Count II of the amended complaint alleges discriminatory enforcement of the Chicago ordinance in that city milk inspectors apply arbitrary and unreasonable standards to the inspection of out-of-state plants and processors in violation of the Fourteenth Amendment. While both sides extensively briefed the Commerce Clause question (Count I of the complaint), both sides, in their memoranda for summary judgment, have lightly treated Count II and the due process and equal protection claim. The Court, after examining the amended complaint, memoranda and depositions submitted by both sides, is of the opinion that there presently exists issues of genuine fact which precludes summary judgment at this time as to Count II of the complaint.

Contrary to the contention of the defendants, the question of due process and equal protection presented in Count II of the amended complaint raises a constitutional question which is proper for this Court to decide.
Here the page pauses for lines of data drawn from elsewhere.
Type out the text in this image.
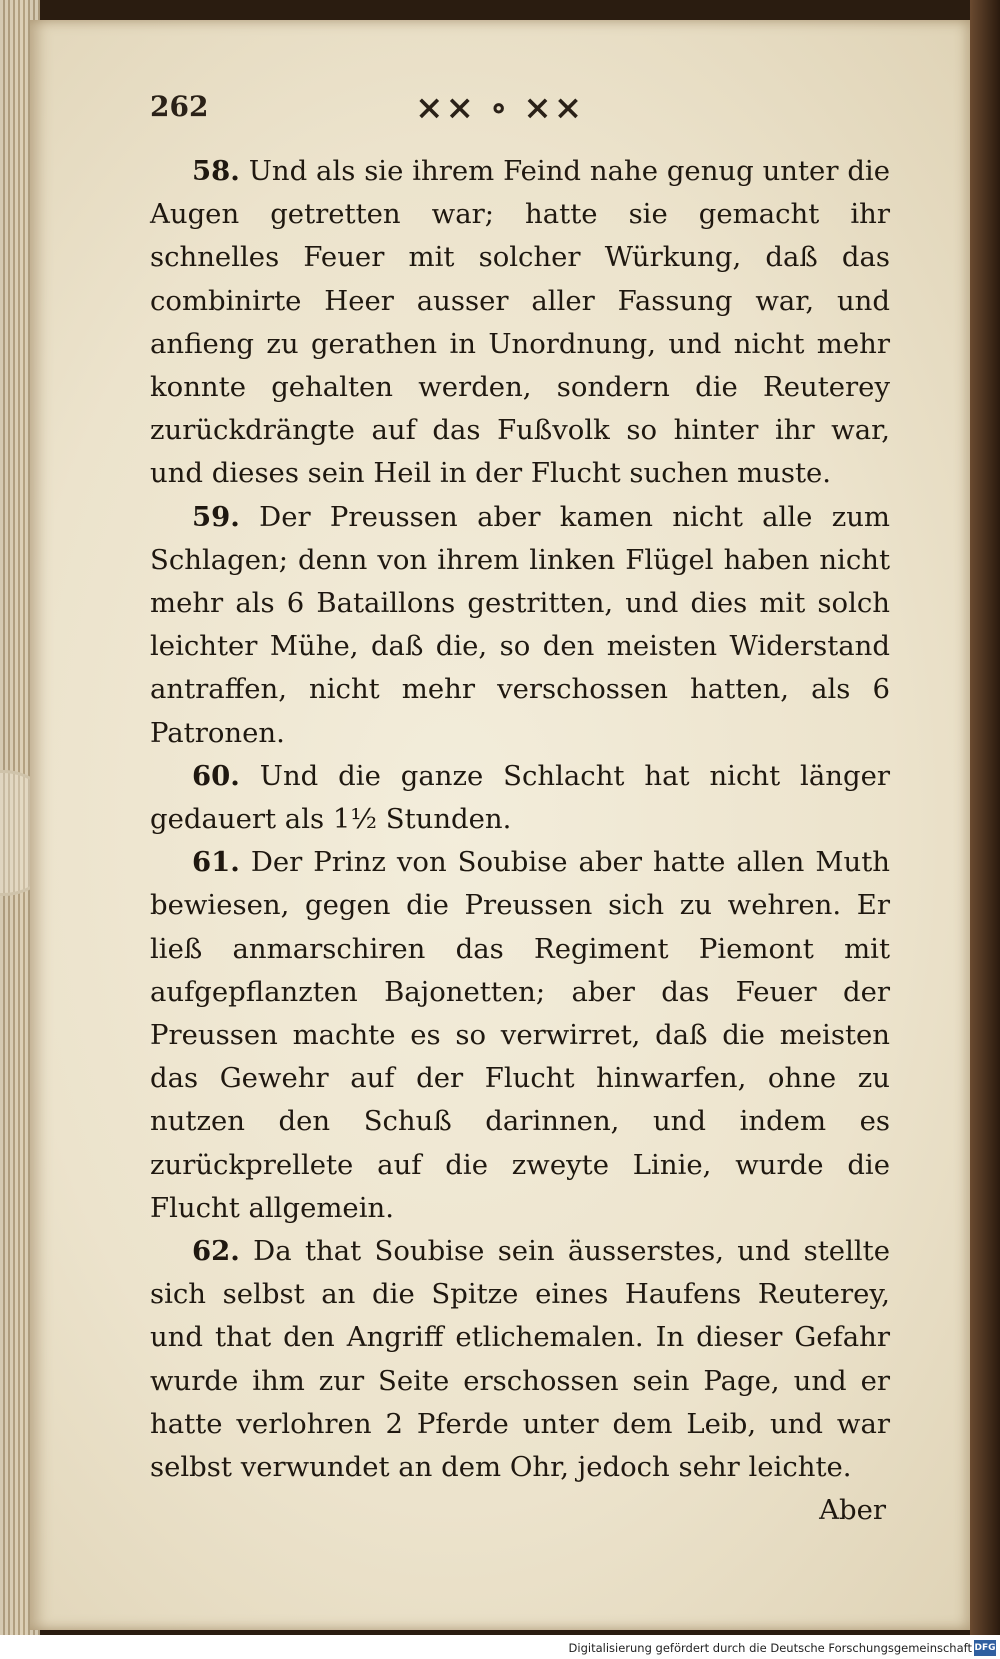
262	⨯⨯ ∘ ⨯⨯

58. Und als sie ihrem Feind nahe genug unter die Augen getretten war; hatte sie gemacht ihr schnelles Feuer mit solcher Würkung, daß das combinirte Heer ausser aller Fassung war, und anfieng zu gerathen in Unordnung, und nicht mehr konnte gehalten werden, sondern die Reuterey zurückdrängte auf das Fußvolk so hinter ihr war, und dieses sein Heil in der Flucht suchen muste.

59. Der Preussen aber kamen nicht alle zum Schlagen; denn von ihrem linken Flügel haben nicht mehr als 6 Bataillons gestritten, und dies mit solch leichter Mühe, daß die, so den meisten Widerstand antraffen, nicht mehr verschossen hatten, als 6 Patronen.

60. Und die ganze Schlacht hat nicht länger gedauert als 1½ Stunden.

61. Der Prinz von Soubise aber hatte allen Muth bewiesen, gegen die Preussen sich zu wehren. Er ließ anmarschiren das Regiment Piemont mit aufgepflanzten Bajonetten; aber das Feuer der Preussen machte es so verwirret, daß die meisten das Gewehr auf der Flucht hinwarfen, ohne zu nutzen den Schuß darinnen, und indem es zurückprellete auf die zweyte Linie, wurde die Flucht allgemein.

62. Da that Soubise sein äusserstes, und stellte sich selbst an die Spitze eines Haufens Reuterey, und that den Angriff etlichemalen. In dieser Gefahr wurde ihm zur Seite erschossen sein Page, und er hatte verlohren 2 Pferde unter dem Leib, und war selbst verwundet an dem Ohr, jedoch sehr leichte.

Aber
Digitalisierung gefördert durch die Deutsche Forschungsgemeinschaft DFG
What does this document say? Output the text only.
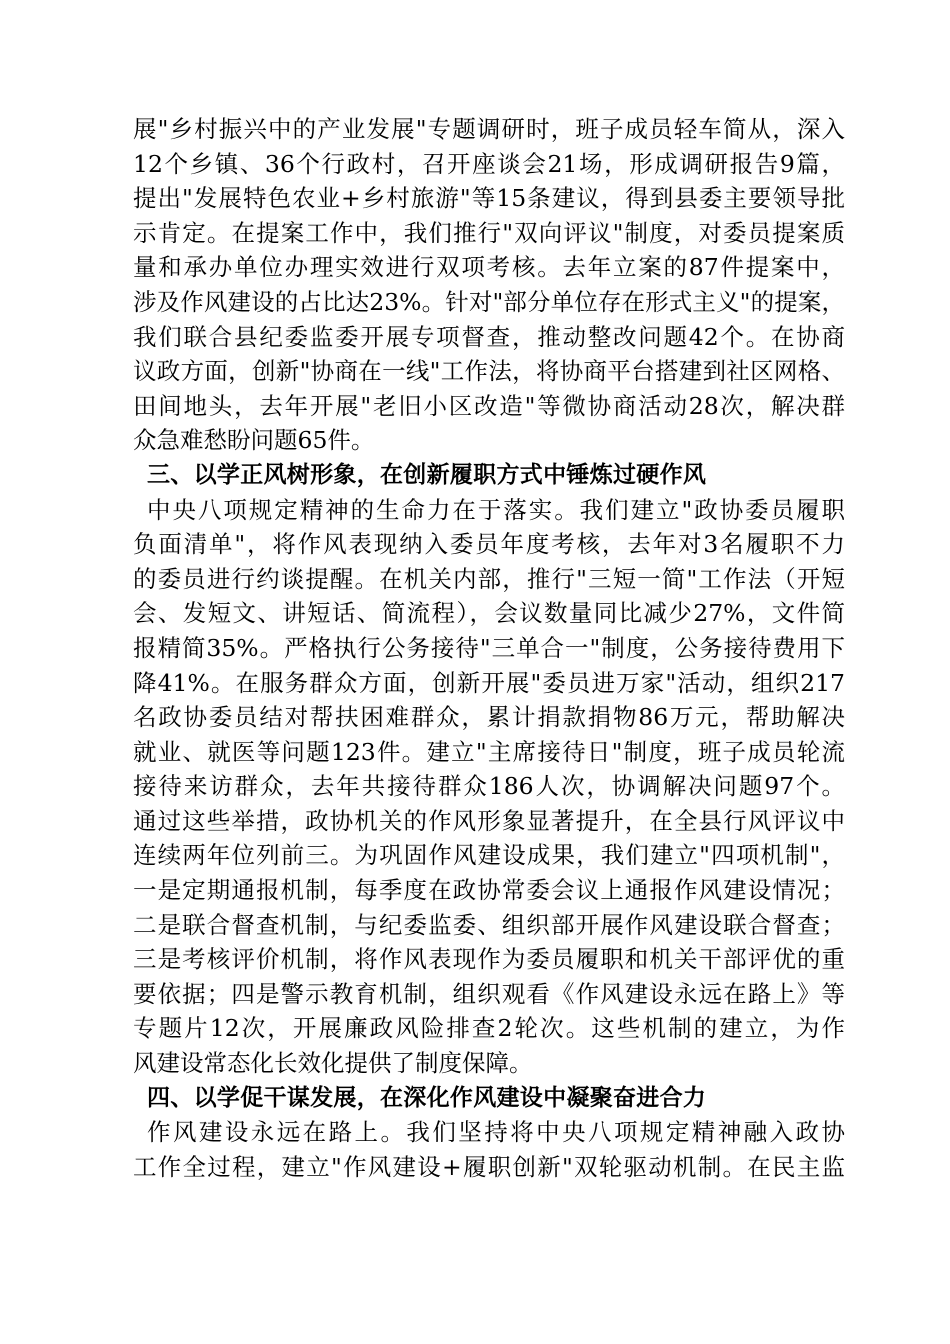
展"乡村振兴中的产业发展"专题调研时，班子成员轻车简从，深入
12个乡镇、36个行政村，召开座谈会21场，形成调研报告9篇，
提出"发展特色农业+乡村旅游"等15条建议，得到县委主要领导批
示肯定。在提案工作中，我们推行"双向评议"制度，对委员提案质
量和承办单位办理实效进行双项考核。去年立案的87件提案中，
涉及作风建设的占比达23%。针对"部分单位存在形式主义"的提案，
我们联合县纪委监委开展专项督查，推动整改问题42个。在协商
议政方面，创新"协商在一线"工作法，将协商平台搭建到社区网格、
田间地头，去年开展"老旧小区改造"等微协商活动28次，解决群
众急难愁盼问题65件。
三、以学正风树形象，在创新履职方式中锤炼过硬作风
中央八项规定精神的生命力在于落实。我们建立"政协委员履职
负面清单"，将作风表现纳入委员年度考核，去年对3名履职不力
的委员进行约谈提醒。在机关内部，推行"三短一简"工作法（开短
会、发短文、讲短话、简流程），会议数量同比减少27%，文件简
报精简35%。严格执行公务接待"三单合一"制度，公务接待费用下
降41%。在服务群众方面，创新开展"委员进万家"活动，组织217
名政协委员结对帮扶困难群众，累计捐款捐物86万元，帮助解决
就业、就医等问题123件。建立"主席接待日"制度，班子成员轮流
接待来访群众，去年共接待群众186人次，协调解决问题97个。
通过这些举措，政协机关的作风形象显著提升，在全县行风评议中
连续两年位列前三。为巩固作风建设成果，我们建立"四项机制"，
一是定期通报机制，每季度在政协常委会议上通报作风建设情况；
二是联合督查机制，与纪委监委、组织部开展作风建设联合督查；
三是考核评价机制，将作风表现作为委员履职和机关干部评优的重
要依据；四是警示教育机制，组织观看《作风建设永远在路上》等
专题片12次，开展廉政风险排查2轮次。这些机制的建立，为作
风建设常态化长效化提供了制度保障。
四、以学促干谋发展，在深化作风建设中凝聚奋进合力
作风建设永远在路上。我们坚持将中央八项规定精神融入政协
工作全过程，建立"作风建设+履职创新"双轮驱动机制。在民主监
See Southeast Milk Sales Association, Inc. v. Swaringer, 290 F. Supp. 292 (M.D.North Carolina, 1968).

Thus, it is this Court's opinion that the Chicago ordinance and policy of inspection of distant milk sources does not violate the Interstate Commerce Clause and that there is a genuine issue of material fact as to Count II of the amended complaint alleging discriminatory enforcement of the Chicago ordinance in violation of the due process and equal protection clauses.

Accordingly, it is hereby ordered that summary judgment is granted in favor of the defendants as to Count I and summary judgment as to Count II is denied.